You know something’s wrong when a Mars spacecraft lands without any software glitches or crashes, while at the same time here on Earth a company’s financial trading system fails disastrously costing nearly half-a-billion dollars. I expected the opposite, didn’t you? These two separate events demonstrate the brutally obvious outcomes of an organization’s level of commitment to quality. And the differences couldn’t be more stark.
The Mars landing (a.k.a. the 7 minutes of terror) required about 500,000 lines of code to execute with perfect timing, slowing Curiosity’s descent from 13,000 miles per hour to less than three miles per hour in a hovering maneuver to touch down on the surface of Mars. This system’s execution flawlessly triggered 76 explosive charges without damaging the sensitive electronics of Curiosity’s scientific lab equipment.
Alternatively, the high-frequency low-latency trading software used by Knight Capital Group might involve exponentially more code when you consider all of the end-to-end components that comprise the system’s architecture. Knight’s software is responsible for routing trades across the various exchanges with extremely quick response times. There are typically no explosive charges in Knight’s trading system; that is if you leave out the $440 million charge to rescue the company from a financial crash.

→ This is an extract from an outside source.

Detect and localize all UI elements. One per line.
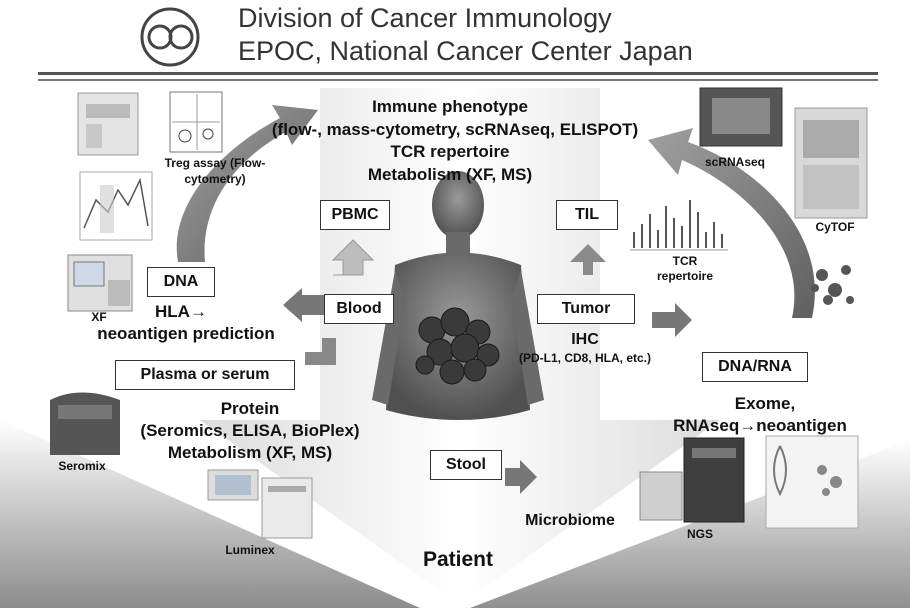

With similar levels of system complexity both of these organizations had a common goal: avoiding a crash. But the difference between them is their attitude about quality. Some think that quality is just a characteristic that must be technically validated. But there aren’t just knobs to twist, buttons to press and formulas to compute for quality. Quality is not just a technical aspect of software. Quality is the result of human attention to detail and critical thinking about the outcomes and impacts of our actions. An attitude that supports high quality comes from people who are engaged in and supported in the pursuit of excellence in their work.
The commitment to quality software starts with the attitudes of the people at the very top, through investment in resources and support for culture that rewards the individual’s behavior to prioritize and ensure quality outcomes. There’s an expectation that if individuals are given time and respect to deliver high quality, they will be committed to doing so. As an example, with regard to the engineers working on the Curiosity program NASA Administrator Charles Bolden was quoted as saying: "This is an amazing achievement, made possible by a team of scientists and engineers from around the world and led by the extraordinary men and women of NASA and our Jet Propulsion Laboratory." Contrast that with this statement from Knight’s CEO Thomas Joyce: "You cannot keep people from doing stupid things…that is what happens when you have a culture of risk." Joyce’s company lost nearly 70% of its value in 2 days.
The “culture of risk” Joyce refers to is about taking financial risks for gain, which includes hedging against poor quality financial decisions. This attitude of risk-taking is counter-productive to quality. It can permeate the culture of a company even when it comes to decisions about technology. You can see this in the form of extreme cost-cutting on tools and expertise, a lack of training and professional development and also in the prioritization of project completion over quality. When it comes to technology systems the most effective approach to hedging risk is to test thoroughly everything involved with the system and to not simply rationalize impending failure.
As evidence to their attitude towards quality, the engineers at NASA know how to manage technical risk.
UPDATE: this article was re-posted in modified form on the STPCON website as “Quality Risk Takers: NASA vs. Wall Street” (which is totally cool!)